Two Republicans challenge Assembly Speaker Atkins in 78th District

Kevin Melton

By Joe Tash

Voters who live on San Diego County’s coast from Solana Beach south to Imperial Beach have a choice of three candidates for the 78th Assembly seat — incumbent Democrat Toni Atkins, who just took over the powerful post of Assembly speaker, and two Republican challengers, Kevin Melton and Barbara Decker.

Under California’s open primary system, all voters from the sprawling district, regardless of their party affiliation, will be able to vote for any of the three candidates in the June 3 primary. The top two vote-getters will face off in the November general election.

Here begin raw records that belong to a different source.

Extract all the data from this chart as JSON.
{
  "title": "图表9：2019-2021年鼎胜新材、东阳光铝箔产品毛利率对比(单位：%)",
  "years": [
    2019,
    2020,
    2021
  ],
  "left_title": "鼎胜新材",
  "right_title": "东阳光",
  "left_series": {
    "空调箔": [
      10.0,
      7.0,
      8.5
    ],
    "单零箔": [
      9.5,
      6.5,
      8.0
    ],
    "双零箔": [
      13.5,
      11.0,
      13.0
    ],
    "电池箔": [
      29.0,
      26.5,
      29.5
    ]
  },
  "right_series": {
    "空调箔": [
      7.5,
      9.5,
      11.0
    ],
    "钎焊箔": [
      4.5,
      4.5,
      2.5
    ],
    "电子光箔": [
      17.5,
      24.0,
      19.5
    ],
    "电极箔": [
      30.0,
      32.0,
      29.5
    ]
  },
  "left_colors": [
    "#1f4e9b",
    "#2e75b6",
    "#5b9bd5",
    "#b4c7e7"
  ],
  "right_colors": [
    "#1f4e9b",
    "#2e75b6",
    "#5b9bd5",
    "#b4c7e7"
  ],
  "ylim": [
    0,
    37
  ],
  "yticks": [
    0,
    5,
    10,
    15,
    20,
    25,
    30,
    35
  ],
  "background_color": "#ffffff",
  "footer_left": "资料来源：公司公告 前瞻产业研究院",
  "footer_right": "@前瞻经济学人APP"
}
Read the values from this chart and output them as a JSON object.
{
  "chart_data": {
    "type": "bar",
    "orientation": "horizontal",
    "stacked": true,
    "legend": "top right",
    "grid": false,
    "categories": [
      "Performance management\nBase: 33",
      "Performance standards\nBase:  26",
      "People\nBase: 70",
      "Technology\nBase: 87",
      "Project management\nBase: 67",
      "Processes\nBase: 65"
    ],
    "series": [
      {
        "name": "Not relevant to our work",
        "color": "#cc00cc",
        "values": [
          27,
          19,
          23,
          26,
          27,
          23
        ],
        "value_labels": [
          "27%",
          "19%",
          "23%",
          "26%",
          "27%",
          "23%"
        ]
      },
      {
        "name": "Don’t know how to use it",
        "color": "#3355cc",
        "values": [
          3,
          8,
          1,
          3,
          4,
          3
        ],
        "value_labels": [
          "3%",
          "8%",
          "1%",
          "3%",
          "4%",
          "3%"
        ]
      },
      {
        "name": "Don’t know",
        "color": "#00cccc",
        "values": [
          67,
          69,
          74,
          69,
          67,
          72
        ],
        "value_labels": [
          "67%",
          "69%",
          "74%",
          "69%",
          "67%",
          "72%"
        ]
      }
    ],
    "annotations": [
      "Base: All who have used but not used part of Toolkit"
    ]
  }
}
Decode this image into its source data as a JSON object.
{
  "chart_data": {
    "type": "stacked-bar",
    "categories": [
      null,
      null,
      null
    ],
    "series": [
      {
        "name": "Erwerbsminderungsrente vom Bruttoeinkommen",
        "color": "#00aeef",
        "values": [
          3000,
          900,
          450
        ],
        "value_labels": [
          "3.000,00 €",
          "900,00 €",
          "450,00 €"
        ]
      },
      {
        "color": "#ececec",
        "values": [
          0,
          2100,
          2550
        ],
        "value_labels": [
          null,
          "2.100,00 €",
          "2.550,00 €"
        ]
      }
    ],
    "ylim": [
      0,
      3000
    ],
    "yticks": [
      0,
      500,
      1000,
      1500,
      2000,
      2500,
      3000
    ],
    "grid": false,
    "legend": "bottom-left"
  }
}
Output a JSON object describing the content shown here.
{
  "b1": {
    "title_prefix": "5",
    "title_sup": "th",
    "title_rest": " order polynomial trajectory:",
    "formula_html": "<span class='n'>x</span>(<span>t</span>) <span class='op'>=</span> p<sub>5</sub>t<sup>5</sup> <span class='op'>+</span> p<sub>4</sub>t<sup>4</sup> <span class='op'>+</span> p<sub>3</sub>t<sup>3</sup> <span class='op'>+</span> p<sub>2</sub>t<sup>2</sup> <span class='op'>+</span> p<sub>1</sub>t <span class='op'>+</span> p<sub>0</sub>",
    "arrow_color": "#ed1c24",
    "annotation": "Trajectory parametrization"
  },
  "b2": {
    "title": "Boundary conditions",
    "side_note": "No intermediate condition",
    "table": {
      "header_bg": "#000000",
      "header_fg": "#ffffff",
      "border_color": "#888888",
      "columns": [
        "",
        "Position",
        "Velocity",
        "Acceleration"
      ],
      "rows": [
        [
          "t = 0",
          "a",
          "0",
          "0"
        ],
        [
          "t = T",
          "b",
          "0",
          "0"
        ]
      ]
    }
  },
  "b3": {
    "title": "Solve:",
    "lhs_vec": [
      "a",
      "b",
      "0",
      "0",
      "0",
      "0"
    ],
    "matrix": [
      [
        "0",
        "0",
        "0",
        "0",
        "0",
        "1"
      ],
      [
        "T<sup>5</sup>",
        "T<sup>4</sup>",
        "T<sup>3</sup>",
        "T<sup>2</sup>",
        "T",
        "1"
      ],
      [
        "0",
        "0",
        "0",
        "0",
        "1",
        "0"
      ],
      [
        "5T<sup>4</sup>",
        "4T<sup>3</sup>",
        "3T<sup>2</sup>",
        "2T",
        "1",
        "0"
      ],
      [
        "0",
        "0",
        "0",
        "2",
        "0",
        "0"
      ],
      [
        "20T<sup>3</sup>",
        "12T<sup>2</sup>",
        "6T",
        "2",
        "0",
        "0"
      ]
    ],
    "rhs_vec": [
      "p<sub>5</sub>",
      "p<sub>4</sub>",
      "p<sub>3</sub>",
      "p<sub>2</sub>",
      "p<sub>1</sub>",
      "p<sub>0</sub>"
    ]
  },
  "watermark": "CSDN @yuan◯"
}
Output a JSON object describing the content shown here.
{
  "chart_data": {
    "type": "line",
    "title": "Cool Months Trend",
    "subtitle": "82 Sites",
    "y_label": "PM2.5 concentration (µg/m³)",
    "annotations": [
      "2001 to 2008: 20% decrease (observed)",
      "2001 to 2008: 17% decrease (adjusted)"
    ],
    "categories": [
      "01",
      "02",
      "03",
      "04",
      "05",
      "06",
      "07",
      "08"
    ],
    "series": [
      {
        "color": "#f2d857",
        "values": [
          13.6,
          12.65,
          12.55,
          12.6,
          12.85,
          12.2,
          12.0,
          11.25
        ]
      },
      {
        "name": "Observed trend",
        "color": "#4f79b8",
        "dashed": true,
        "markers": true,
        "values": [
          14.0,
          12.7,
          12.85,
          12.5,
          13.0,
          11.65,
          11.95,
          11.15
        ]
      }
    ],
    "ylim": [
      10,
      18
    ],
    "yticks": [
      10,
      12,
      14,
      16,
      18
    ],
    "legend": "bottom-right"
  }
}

Neither Atkins, a former San Diego councilwoman and the Assembly’s first openly lesbian speaker, nor Decker, a La Jollan who owns a real estate investment business, made themselves available to be interviewed for this story.

Melton, who grew up in the Los Angeles area and now calls downtown San Diego his home, worked in advertising sales, served as associate publisher of a magazine for seniors, and is also involved in his family’s real estate investment business.

If elected, Melton, 52, said he would donate about half of his $95,000 annual salary to schools and senior programs. (As speaker, Atkins earns $109,584. Legislators also earn a per diem of $141 per day when in session.)

“I lead by example. I want to show I’m not there to find a new career and power and move up the ladder. I’m there to help people and do what I can do to make a better life for everyone,” he said.

While Melton has not previously held elective office, he has been involved in politics, running unsuccessfully for the Los Angeles City Council in 2003 and 2007, and also serving on the campaign finance committee for Kevin Faulconer’s recent successful bid for San Diego mayor.

Among his key issues, said Melton, is reigning in taxes, and making sure tax dollars are spent wisely. For example, he said less money should be spent on school administrators’ salaries, and more on paying for teachers and classroom supplies.

In general, he said, he would ask hard questions to make sure tax money is going where it’s supposed to.

As a former publisher of a magazine for seniors, Melton said he wants to protect programs for seniors, such as Meals on Wheels and transportation.

“Those things can’t be cut out. We have to take care of our elderly. That’s very important to me,” Melton said.

Melton touted his business experience, particularly in marketing and fundraising, as attributes he will bring to the table if elected. He said he has an ability to get things done, and would seek corporate sponsorships to help pay for programs, instead of relying on more taxes.

“We can’t keep taking it from the people, (adding) new taxes, that’s got to stop,” he said.

Melton faces a tough challenge as he goes up against an opponent who holds the top leadership position in the Assembly, and also enjoys a strong registration advantage — according to the county Registrar of Voters office, 39 percent of district voters are registered Democrats, with 25 percent registered Republican and 29 percent declining to state a party preference.

Atkins also holds a commanding lead in fundraising, reporting $252,000 in contributions from Jan. 1 through March 17, the latest reporting period on the California Secretary of State’s web site. Melton said he has raised about $8,000, and the web site does not list any fundraising activity for Decker.

Atkins, who replaces Los Angeles Democrat John Perez as speaker, will have to move fast to make her mark as Assembly leader, as she must step down in 2016 due to term limits.

Melton said he would also like to see age limits for legislators at the state and federal levels.

“We need to start looking at some age limits in politics,” he said, which could be set at 75 or 80. At that point, he said, “it’s time to let someone else with different views and different ways get in there.”